Recycling targets – lessons from Scotland and Wales
The news that Wales has hit an overall recycling and composting rate of 56 per cent in 2014/15 with an increase of two per cent from the previous year comes as a welcome corrective to the gloomy news from England, which only managed an increase of 0.6 per cent to 44.8 per cent over the same period.
While it may well be easier to coordinate waste collection and recycling across 22 local authorities as opposed to over 400 in England, the fact remains that the evolving policy landscape underlying both Wales’ and Scotland’s waste management scene is more supportive of sustained higher levels of recycling. What are some of these success factors?
Firstly, both devolved administrations recognise the benefits of a more harmonised waste collection system. This process has started in Scotland with the drafting of a voluntary agreement between local authorities; we understand England is contemplating a similar initiative. Wales has a more prescriptive collection regime which has a similar effect.

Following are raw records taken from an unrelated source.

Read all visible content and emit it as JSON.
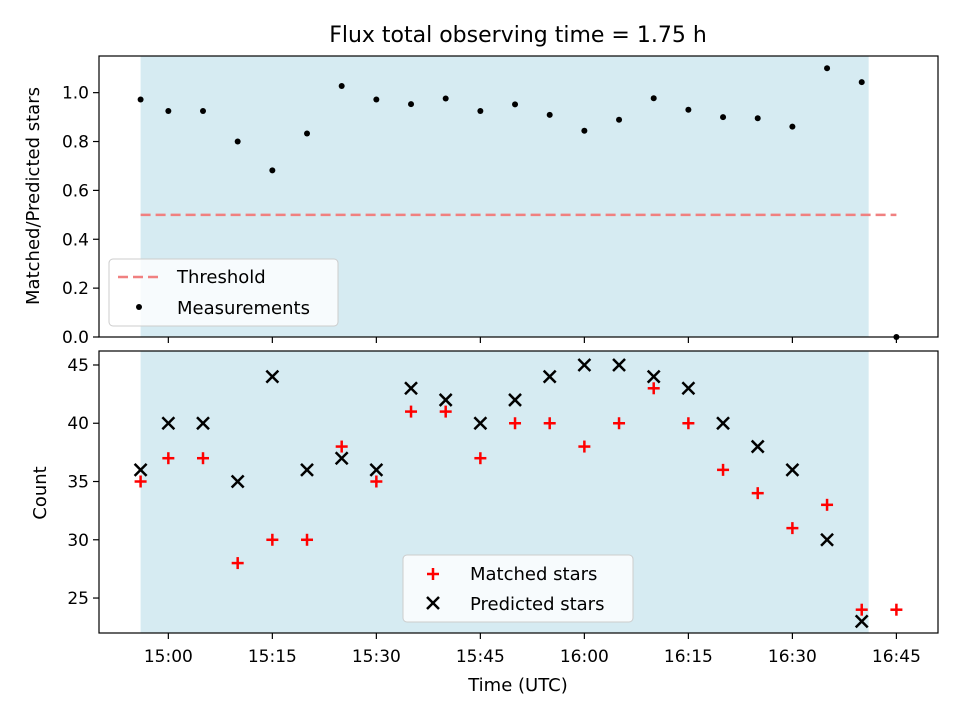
{
  "figure": {
    "title": "Flux total observing time = 1.75 h",
    "xlabel": "Time (UTC)",
    "band_color": "#add8e6",
    "band_start": "14:56",
    "band_end": "16:41"
  },
  "chart_data": [
    {
      "type": "scatter",
      "panel": "top",
      "ylabel": "Matched/Predicted stars",
      "xlim": [
        "14:50",
        "16:51"
      ],
      "ylim": [
        0,
        1.15
      ],
      "yticks": [
        0.0,
        0.2,
        0.4,
        0.6,
        0.8,
        1.0
      ],
      "ytick_labels": [
        "0.0",
        "0.2",
        "0.4",
        "0.6",
        "0.8",
        "1.0"
      ],
      "legend_position": "lower-left",
      "series": [
        {
          "name": "Threshold",
          "kind": "line",
          "style": "dashed",
          "color": "#f08080",
          "x": [
            "14:56",
            "16:45"
          ],
          "y": [
            0.5,
            0.5
          ]
        },
        {
          "name": "Measurements",
          "kind": "points",
          "color": "#000000",
          "x": [
            "14:56",
            "15:00",
            "15:05",
            "15:10",
            "15:15",
            "15:20",
            "15:25",
            "15:30",
            "15:35",
            "15:40",
            "15:45",
            "15:50",
            "15:55",
            "16:00",
            "16:05",
            "16:10",
            "16:15",
            "16:20",
            "16:25",
            "16:30",
            "16:35",
            "16:40",
            "16:45"
          ],
          "y": [
            0.972,
            0.925,
            0.925,
            0.8,
            0.682,
            0.833,
            1.027,
            0.972,
            0.953,
            0.976,
            0.925,
            0.952,
            0.909,
            0.844,
            0.889,
            0.977,
            0.93,
            0.9,
            0.895,
            0.861,
            1.1,
            1.043,
            0.0
          ]
        }
      ]
    },
    {
      "type": "scatter",
      "panel": "bottom",
      "ylabel": "Count",
      "xlabel": "Time (UTC)",
      "xlim": [
        "14:50",
        "16:51"
      ],
      "ylim": [
        22,
        46.2
      ],
      "yticks": [
        25,
        30,
        35,
        40,
        45
      ],
      "ytick_labels": [
        "25",
        "30",
        "35",
        "40",
        "45"
      ],
      "xticks": [
        "15:00",
        "15:15",
        "15:30",
        "15:45",
        "16:00",
        "16:15",
        "16:30",
        "16:45"
      ],
      "xtick_labels": [
        "15:00",
        "15:15",
        "15:30",
        "15:45",
        "16:00",
        "16:15",
        "16:30",
        "16:45"
      ],
      "legend_position": "lower-center",
      "series": [
        {
          "name": "Matched stars",
          "marker": "plus",
          "color": "#ff0000",
          "x": [
            "14:56",
            "15:00",
            "15:05",
            "15:10",
            "15:15",
            "15:20",
            "15:25",
            "15:30",
            "15:35",
            "15:40",
            "15:45",
            "15:50",
            "15:55",
            "16:00",
            "16:05",
            "16:10",
            "16:15",
            "16:20",
            "16:25",
            "16:30",
            "16:35",
            "16:40",
            "16:45"
          ],
          "y": [
            35,
            37,
            37,
            28,
            30,
            30,
            38,
            35,
            41,
            41,
            37,
            40,
            40,
            38,
            40,
            43,
            40,
            36,
            34,
            31,
            33,
            24,
            24
          ]
        },
        {
          "name": "Predicted stars",
          "marker": "x",
          "color": "#000000",
          "x": [
            "14:56",
            "15:00",
            "15:05",
            "15:10",
            "15:15",
            "15:20",
            "15:25",
            "15:30",
            "15:35",
            "15:40",
            "15:45",
            "15:50",
            "15:55",
            "16:00",
            "16:05",
            "16:10",
            "16:15",
            "16:20",
            "16:25",
            "16:30",
            "16:35",
            "16:40"
          ],
          "y": [
            36,
            40,
            40,
            35,
            44,
            36,
            37,
            36,
            43,
            42,
            40,
            42,
            44,
            45,
            45,
            44,
            43,
            40,
            38,
            36,
            30,
            23
          ]
        }
      ]
    }
  ]
}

Secondly, both devolved administrations have not only retained the household waste recycling targets that England scrapped in 2011, but have extended them to 2025, giving local authorities a sensible time horizon over which to plan its services and asset requirements.
Finally, the mandatory separate collection of food waste helps reduce contamination levels in dry recyclates, whether separately collected or in co-mingled form. In turn this reduces reject rates and increases the overall efficiency of recycling.

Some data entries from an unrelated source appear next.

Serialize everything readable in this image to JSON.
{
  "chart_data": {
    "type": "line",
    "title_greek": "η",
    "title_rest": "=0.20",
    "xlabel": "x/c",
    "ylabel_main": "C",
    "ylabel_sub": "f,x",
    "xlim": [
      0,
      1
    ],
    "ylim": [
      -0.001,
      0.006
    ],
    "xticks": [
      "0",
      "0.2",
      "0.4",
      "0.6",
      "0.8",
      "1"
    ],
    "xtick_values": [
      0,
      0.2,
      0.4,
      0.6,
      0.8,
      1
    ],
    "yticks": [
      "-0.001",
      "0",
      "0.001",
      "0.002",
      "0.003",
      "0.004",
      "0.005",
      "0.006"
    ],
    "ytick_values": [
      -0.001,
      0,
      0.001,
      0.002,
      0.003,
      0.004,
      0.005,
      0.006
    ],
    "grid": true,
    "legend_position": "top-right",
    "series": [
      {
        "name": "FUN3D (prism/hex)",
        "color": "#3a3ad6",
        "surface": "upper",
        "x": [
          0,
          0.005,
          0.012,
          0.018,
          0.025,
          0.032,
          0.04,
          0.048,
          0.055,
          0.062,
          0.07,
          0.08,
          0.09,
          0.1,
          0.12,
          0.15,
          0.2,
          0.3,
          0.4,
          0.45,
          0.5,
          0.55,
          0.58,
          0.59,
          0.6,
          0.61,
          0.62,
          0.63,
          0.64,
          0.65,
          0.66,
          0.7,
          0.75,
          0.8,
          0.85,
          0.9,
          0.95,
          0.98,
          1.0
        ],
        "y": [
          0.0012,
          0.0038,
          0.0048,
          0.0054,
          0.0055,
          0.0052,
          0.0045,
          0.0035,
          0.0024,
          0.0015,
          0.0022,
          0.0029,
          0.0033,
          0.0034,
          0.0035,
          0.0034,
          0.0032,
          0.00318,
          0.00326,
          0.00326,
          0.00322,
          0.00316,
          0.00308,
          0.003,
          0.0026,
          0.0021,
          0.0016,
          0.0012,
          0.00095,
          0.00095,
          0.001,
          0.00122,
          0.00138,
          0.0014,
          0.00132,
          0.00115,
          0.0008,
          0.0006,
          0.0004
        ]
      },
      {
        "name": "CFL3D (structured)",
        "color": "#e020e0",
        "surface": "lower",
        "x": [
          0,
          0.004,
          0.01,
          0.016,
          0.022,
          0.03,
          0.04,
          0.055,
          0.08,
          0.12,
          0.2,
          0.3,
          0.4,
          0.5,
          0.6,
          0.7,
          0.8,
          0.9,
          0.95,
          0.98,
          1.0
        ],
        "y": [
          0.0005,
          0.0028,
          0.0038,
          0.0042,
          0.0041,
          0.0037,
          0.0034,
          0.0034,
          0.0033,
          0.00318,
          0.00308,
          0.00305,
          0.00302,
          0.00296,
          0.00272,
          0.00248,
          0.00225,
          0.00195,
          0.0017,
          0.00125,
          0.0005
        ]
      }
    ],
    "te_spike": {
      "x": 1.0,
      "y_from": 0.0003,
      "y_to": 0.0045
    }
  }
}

These are among the measures explored in the report At This Rate…, prepared for SUEZ by SLR Consulting and due for release at RWM 2015 in Birmingham on 15 September. Drawing on an international comparison of best practice and underpinned by recycling targets, SLR have assessed the incremental uplift that separate food waste collection, stronger communications programmes, pay-as-you-throw, and allowing certain uses of incinerator bottom ash to count as recycling, could contribute to England’s overall recycling performance. Any one of these measures can add appreciably to England’s performance. Taken together we could raise our recycling rate by at least 12 percentage points.